Additional clues could come via fresh results from other missions, such as the forthcoming cosmological measurements from ESA’s Euclid Space Telescope, which launched in July 2023 on a mission to map the size, shape and distribution of galaxies across the past 10 billion years or so of cosmic history.

A Dark Mystery

The eROSITA team says its findings also support the standard model of cosmology in another way.

A wealth of data decisively points to some mysterious force somehow accelerating the universe’s expansion. Although no one yet knows what it is, scientists refer to the culprit as dark energy. One of the ways to study it is by trying to determine its equation of state, which essentially describes how its expansion-accelerating pressure depends on its density.

That’s usually a straightforward relationship; if you compress normal matter, its pressure increases. But dark energy must possess negative pressure to account for its repulsive effect that drives the acceleration of cosmic expansion. “Its equation of state offers us an essential clue to what dark energy might be,” Wang says.

To figure out its equation of state, scientists are exploring whether dark energy’s density weakens as the universe expands—or if, for that matter, its repulsive effect becomes even stronger. The standard model splits the difference by suggesting that its density should remain constant. There is no known physics, however, that can explain such a constant density, which must be vanishingly tiny. “We have to push hard to find out if dark energy’s density is constant or not,” Wang says. “This would have fundamental implications for particle physics one way or another.”

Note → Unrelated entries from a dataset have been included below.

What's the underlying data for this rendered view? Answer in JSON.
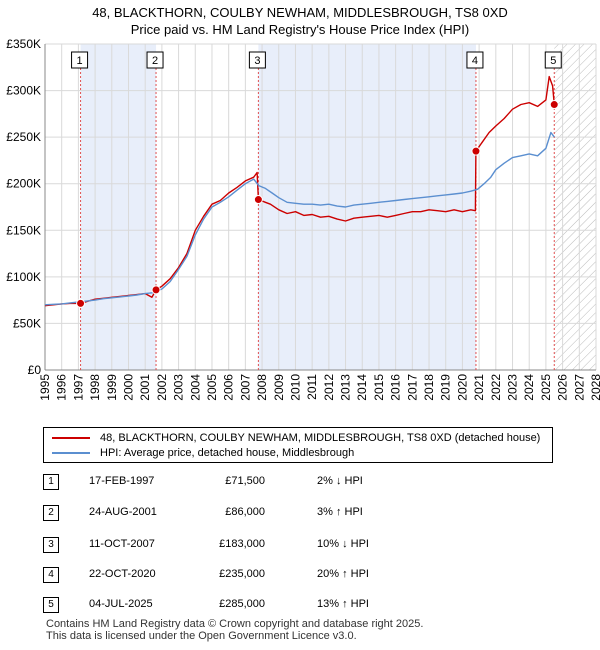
{
  "header": {
    "title": "48, BLACKTHORN, COULBY NEWHAM, MIDDLESBROUGH, TS8 0XD",
    "subtitle": "Price paid vs. HM Land Registry's House Price Index (HPI)"
  },
  "chart_data": {
    "type": "line",
    "ylim": [
      0,
      350000
    ],
    "xlim": [
      1995,
      2028
    ],
    "y_ticks": [
      0,
      50000,
      100000,
      150000,
      200000,
      250000,
      300000,
      350000
    ],
    "y_tick_labels": [
      "£0",
      "£50K",
      "£100K",
      "£150K",
      "£200K",
      "£250K",
      "£300K",
      "£350K"
    ],
    "x_ticks": [
      "1995",
      "1996",
      "1997",
      "1998",
      "1999",
      "2000",
      "2001",
      "2002",
      "2003",
      "2004",
      "2005",
      "2006",
      "2007",
      "2008",
      "2009",
      "2010",
      "2011",
      "2012",
      "2013",
      "2014",
      "2015",
      "2016",
      "2017",
      "2018",
      "2019",
      "2020",
      "2021",
      "2022",
      "2023",
      "2024",
      "2025",
      "2026",
      "2027",
      "2028"
    ],
    "shaded_periods": [
      [
        1997.13,
        2001.65
      ],
      [
        2007.78,
        2020.81
      ]
    ],
    "hatched_region": [
      2025.5,
      2028
    ],
    "series": [
      {
        "name": "48, BLACKTHORN, COULBY NEWHAM, MIDDLESBROUGH, TS8 0XD (detached house)",
        "color": "#cc0000",
        "x": [
          1995.0,
          1995.5,
          1996.0,
          1996.5,
          1997.13,
          1997.6,
          1998.0,
          1998.5,
          1999.0,
          1999.5,
          2000.0,
          2000.5,
          2001.0,
          2001.4,
          2001.65,
          2002.0,
          2002.5,
          2003.0,
          2003.5,
          2004.0,
          2004.5,
          2005.0,
          2005.5,
          2006.0,
          2006.5,
          2007.0,
          2007.5,
          2007.7,
          2007.78,
          2008.2,
          2008.5,
          2009.0,
          2009.5,
          2010.0,
          2010.5,
          2011.0,
          2011.5,
          2012.0,
          2012.5,
          2013.0,
          2013.5,
          2014.0,
          2014.5,
          2015.0,
          2015.5,
          2016.0,
          2016.5,
          2017.0,
          2017.5,
          2018.0,
          2018.5,
          2019.0,
          2019.5,
          2020.0,
          2020.5,
          2020.78,
          2020.81,
          2021.2,
          2021.6,
          2022.0,
          2022.5,
          2023.0,
          2023.5,
          2024.0,
          2024.5,
          2025.0,
          2025.2,
          2025.4,
          2025.5
        ],
        "values": [
          69000,
          70000,
          71000,
          71500,
          71500,
          74000,
          76000,
          77000,
          78000,
          79000,
          80000,
          81000,
          82000,
          78000,
          86000,
          90000,
          98000,
          110000,
          125000,
          150000,
          165000,
          178000,
          182000,
          190000,
          196000,
          203000,
          207000,
          212000,
          183000,
          180000,
          178000,
          172000,
          168000,
          170000,
          166000,
          167000,
          164000,
          165000,
          162000,
          160000,
          163000,
          164000,
          165000,
          166000,
          164000,
          166000,
          168000,
          170000,
          170000,
          172000,
          171000,
          170000,
          172000,
          170000,
          172000,
          171000,
          235000,
          245000,
          255000,
          262000,
          270000,
          280000,
          285000,
          287000,
          283000,
          290000,
          315000,
          305000,
          285000
        ]
      },
      {
        "name": "HPI: Average price, detached house, Middlesbrough",
        "color": "#5b8fd0",
        "x": [
          1995.0,
          1995.5,
          1996.0,
          1996.5,
          1997.0,
          1997.5,
          1998.0,
          1998.5,
          1999.0,
          1999.5,
          2000.0,
          2000.5,
          2001.0,
          2001.5,
          2002.0,
          2002.5,
          2003.0,
          2003.5,
          2004.0,
          2004.5,
          2005.0,
          2005.5,
          2006.0,
          2006.5,
          2007.0,
          2007.5,
          2007.8,
          2008.2,
          2008.6,
          2009.0,
          2009.5,
          2010.0,
          2010.5,
          2011.0,
          2011.5,
          2012.0,
          2012.5,
          2013.0,
          2013.5,
          2014.0,
          2014.5,
          2015.0,
          2015.5,
          2016.0,
          2016.5,
          2017.0,
          2017.5,
          2018.0,
          2018.5,
          2019.0,
          2019.5,
          2020.0,
          2020.5,
          2020.9,
          2021.3,
          2021.7,
          2022.0,
          2022.5,
          2023.0,
          2023.5,
          2024.0,
          2024.5,
          2025.0,
          2025.3,
          2025.5
        ],
        "values": [
          70000,
          70500,
          71000,
          72000,
          73000,
          74000,
          75000,
          76500,
          77500,
          78500,
          79500,
          80500,
          82000,
          83000,
          87000,
          95000,
          108000,
          122000,
          145000,
          162000,
          175000,
          180000,
          186000,
          193000,
          200000,
          205000,
          198000,
          195000,
          190000,
          185000,
          180000,
          179000,
          178000,
          178000,
          177000,
          178000,
          176000,
          175000,
          177000,
          178000,
          179000,
          180000,
          181000,
          182000,
          183000,
          184000,
          185000,
          186000,
          187000,
          188000,
          189000,
          190000,
          192000,
          194000,
          200000,
          207000,
          215000,
          222000,
          228000,
          230000,
          232000,
          230000,
          238000,
          255000,
          250000
        ]
      }
    ],
    "sales": [
      {
        "label": "1",
        "year": 1997.13,
        "price": 71500
      },
      {
        "label": "2",
        "year": 2001.65,
        "price": 86000
      },
      {
        "label": "3",
        "year": 2007.78,
        "price": 183000
      },
      {
        "label": "4",
        "year": 2020.81,
        "price": 235000
      },
      {
        "label": "5",
        "year": 2025.5,
        "price": 285000
      }
    ]
  },
  "legend": {
    "items": [
      {
        "label": "48, BLACKTHORN, COULBY NEWHAM, MIDDLESBROUGH, TS8 0XD (detached house)",
        "color": "#cc0000"
      },
      {
        "label": "HPI: Average price, detached house, Middlesbrough",
        "color": "#5b8fd0"
      }
    ]
  },
  "transactions": [
    {
      "num": "1",
      "date": "17-FEB-1997",
      "price": "£71,500",
      "hpi": "2% ↓ HPI"
    },
    {
      "num": "2",
      "date": "24-AUG-2001",
      "price": "£86,000",
      "hpi": "3% ↑ HPI"
    },
    {
      "num": "3",
      "date": "11-OCT-2007",
      "price": "£183,000",
      "hpi": "10% ↓ HPI"
    },
    {
      "num": "4",
      "date": "22-OCT-2020",
      "price": "£235,000",
      "hpi": "20% ↑ HPI"
    },
    {
      "num": "5",
      "date": "04-JUL-2025",
      "price": "£285,000",
      "hpi": "13% ↑ HPI"
    }
  ],
  "footer": {
    "line1": "Contains HM Land Registry data © Crown copyright and database right 2025.",
    "line2": "This data is licensed under the Open Government Licence v3.0."
  }
}
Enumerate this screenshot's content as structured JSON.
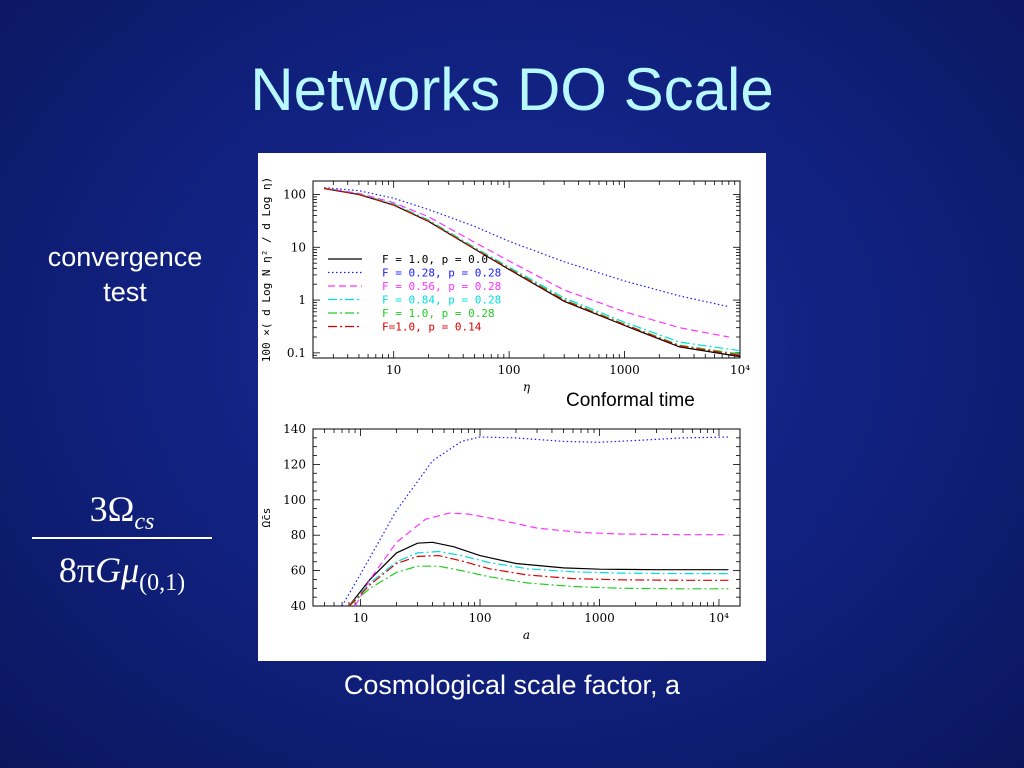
{
  "slide": {
    "title": "Networks DO Scale",
    "side_label_1": "convergence",
    "side_label_2": "test",
    "formula": {
      "num_coef": "3",
      "num_sym": "Ω",
      "num_sub": "cs",
      "den_coef": "8π",
      "den_G": "G",
      "den_mu": "μ",
      "den_sub": "(0,1)"
    },
    "caption_top_plot": "Conformal time",
    "caption_bottom": "Cosmological scale factor, a"
  },
  "chart_data": [
    {
      "type": "line",
      "xscale": "log",
      "yscale": "log",
      "xlim": [
        2,
        10000
      ],
      "ylim": [
        0.08,
        180
      ],
      "xlabel": "η",
      "ylabel": "100 ×( d Log N η² / d Log η)",
      "xticks": [
        "10",
        "100",
        "1000",
        "10⁴"
      ],
      "yticks": [
        "0.1",
        "1",
        "10",
        "100"
      ],
      "legend_position": "left",
      "series": [
        {
          "name": "F = 1.0, p = 0.0",
          "color": "#000000",
          "dash": "solid",
          "x": [
            2.5,
            5,
            10,
            20,
            50,
            100,
            300,
            1000,
            3000,
            10000
          ],
          "y": [
            130,
            100,
            63,
            31,
            9.3,
            3.8,
            0.95,
            0.33,
            0.13,
            0.085
          ]
        },
        {
          "name": "F = 0.28, p = 0.28",
          "color": "#1a1aff",
          "dash": "dotted",
          "x": [
            2.5,
            5,
            10,
            20,
            50,
            100,
            300,
            1000,
            3000,
            8000
          ],
          "y": [
            135,
            118,
            85,
            52,
            25,
            13,
            5.3,
            2.3,
            1.2,
            0.75
          ]
        },
        {
          "name": "F = 0.56, p = 0.28",
          "color": "#ff33ff",
          "dash": "dashed",
          "x": [
            2.5,
            5,
            10,
            20,
            50,
            100,
            300,
            1000,
            3000,
            8000
          ],
          "y": [
            132,
            105,
            70,
            38,
            12.5,
            5.5,
            1.55,
            0.6,
            0.3,
            0.2
          ]
        },
        {
          "name": "F = 0.84, p = 0.28",
          "color": "#00dddd",
          "dash": "dashdot",
          "x": [
            2.5,
            5,
            10,
            20,
            50,
            100,
            300,
            1000,
            3000,
            10000
          ],
          "y": [
            131,
            102,
            66,
            33,
            10,
            4.2,
            1.1,
            0.38,
            0.16,
            0.11
          ]
        },
        {
          "name": "F = 1.0, p = 0.28",
          "color": "#22cc22",
          "dash": "dashdot",
          "x": [
            2.5,
            5,
            10,
            20,
            50,
            100,
            300,
            1000,
            3000,
            10000
          ],
          "y": [
            130,
            101,
            64,
            32,
            9.6,
            4.0,
            1.02,
            0.35,
            0.14,
            0.095
          ]
        },
        {
          "name": "F=1.0, p = 0.14",
          "color": "#dd0000",
          "dash": "dashdot",
          "x": [
            2.5,
            5,
            10,
            20,
            50,
            100,
            300,
            1000,
            3000,
            10000
          ],
          "y": [
            130,
            100,
            63,
            31,
            9.4,
            3.9,
            0.98,
            0.34,
            0.135,
            0.09
          ]
        }
      ]
    },
    {
      "type": "line",
      "xscale": "log",
      "yscale": "linear",
      "xlim": [
        4,
        15000
      ],
      "ylim": [
        40,
        140
      ],
      "xlabel": "a",
      "ylabel": "Ω̄cs",
      "xticks": [
        "10",
        "100",
        "1000",
        "10⁴"
      ],
      "yticks": [
        "40",
        "60",
        "80",
        "100",
        "120",
        "140"
      ],
      "series": [
        {
          "name": "F = 1.0, p = 0.0",
          "color": "#000000",
          "dash": "solid",
          "x": [
            8,
            12,
            20,
            30,
            40,
            60,
            100,
            200,
            500,
            1000,
            3000,
            12000
          ],
          "y": [
            40,
            55,
            70,
            75.5,
            76,
            73.5,
            68.5,
            64,
            61.5,
            60.8,
            60.5,
            60.5
          ]
        },
        {
          "name": "F = 0.28, p = 0.28",
          "color": "#1a1aff",
          "dash": "dotted",
          "x": [
            7,
            10,
            20,
            40,
            70,
            100,
            200,
            500,
            1000,
            2000,
            5000,
            12000
          ],
          "y": [
            40,
            58,
            94,
            122,
            133,
            135.5,
            135,
            133,
            132.5,
            133.5,
            135,
            135.5
          ]
        },
        {
          "name": "F = 0.56, p = 0.28",
          "color": "#ff33ff",
          "dash": "dashed",
          "x": [
            9,
            12,
            20,
            35,
            55,
            80,
            150,
            300,
            700,
            1500,
            5000,
            12000
          ],
          "y": [
            40,
            55,
            76,
            89,
            92.5,
            92,
            88.5,
            84,
            81.5,
            80.7,
            80.3,
            80.3
          ]
        },
        {
          "name": "F = 0.84, p = 0.28",
          "color": "#00dddd",
          "dash": "dashdot",
          "x": [
            8,
            12,
            20,
            30,
            45,
            70,
            120,
            250,
            600,
            1500,
            5000,
            12000
          ],
          "y": [
            40,
            53,
            65,
            70,
            70.8,
            68.5,
            64.5,
            61,
            59.3,
            58.6,
            58.3,
            58.3
          ]
        },
        {
          "name": "F = 1.0, p = 0.28",
          "color": "#22cc22",
          "dash": "dashdot",
          "x": [
            8,
            12,
            20,
            30,
            45,
            70,
            120,
            250,
            600,
            1500,
            5000,
            12000
          ],
          "y": [
            40,
            50,
            59,
            62.5,
            62.5,
            60,
            56.5,
            53,
            51,
            50,
            49.7,
            49.7
          ]
        },
        {
          "name": "F=1.0, p = 0.14",
          "color": "#dd0000",
          "dash": "dashdot",
          "x": [
            8,
            12,
            20,
            30,
            45,
            70,
            120,
            250,
            600,
            1500,
            5000,
            12000
          ],
          "y": [
            40,
            52,
            64,
            68,
            68.5,
            65.5,
            61,
            57.5,
            55.5,
            54.8,
            54.5,
            54.5
          ]
        }
      ]
    }
  ]
}
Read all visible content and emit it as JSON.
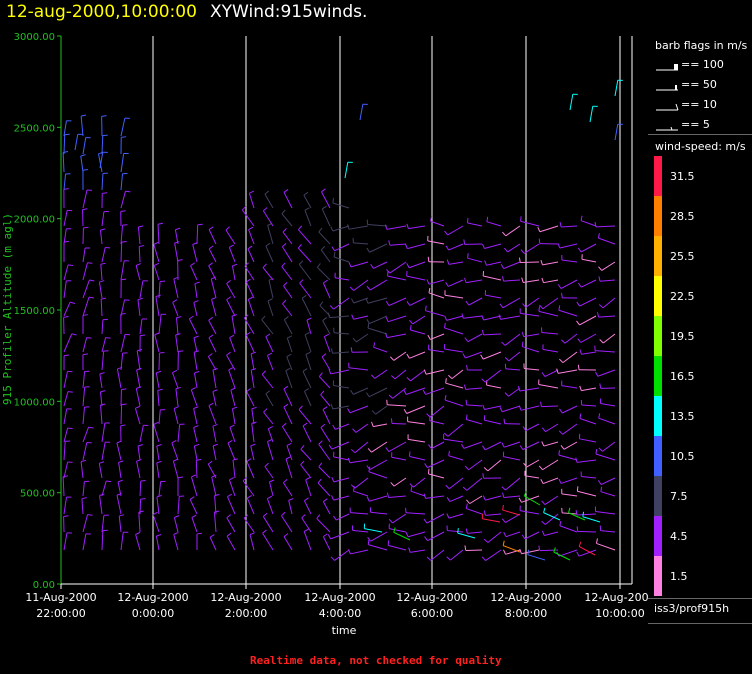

“We can constrain dark energy’s equation of state because seeing how many dark halos there are in the universe as a function of distance tells us the universe’s expansion rate,” Ghirardini says. The standard model says dark energy’s equation of state should be –1. The eROSITA-derived estimate is −1.12 ± 0.12––in keeping with the standard model. “So this is something really spectacular that’s coming from these measurements,” he says.

Science, Interrupted

All these results stem from just a half year’s worth of observations––time in which eROSITA, which slowly scans the heavens as it spins, was able to complete one pass across the entire sky. That this latest result only draws upon half of those data is because of a messy mix of the mission’s origins and geopolitics.

As a joint German-Russian project, exclusive access to eROSITA’s measurements is divided between those two nations, with data from the southern half of the sky allotted to a group based in Germany and a different group in Russia getting the northern half. eROSITA began its observations shortly after its 2019 launch, and it completed four all-sky surveys before its scientific partnership was disrupted by Russia’s invasion of Ukraine. Soon afterward the German government put this collaboration with Russia on ice, and eROSITA was placed in safe mode. It remains functional but is not currently making new observations. The status of the Russian group’s work with its share of the eROSITA data is uncertain; requests to the group for comment were not acknowledged by the time this story went to press.

There’s no way to know if or when eROSITA will begin surveying the sky again, but scientists still have work to do in the meantime because the bulk of the mission’s data remain unpublished. For Bulbul, Ghirardini and their colleagues in the Germany-based group, the plan is to spend the next two years or so compiling their half of the data from the other three surveys to yield even tighter cosmological constraints.

“Understanding the dark energy equation of state and figuring out the neutrino’s mass has the potential to revolutionize physics,” Ghirardini says. “eROSITA has breakthrough capabilities in cosmology research.”

For now we’ll continue to hover on the brink of potentially transcendent cosmology results, with new observations thwarted by dismal world affairs. We humans, it seems, are still deciding whether to deepen our cosmic understanding by mapping enigmatic patterns in the heavens above—or to continue our conflicts and divisions over imaginary lines drawn on maps of Earth.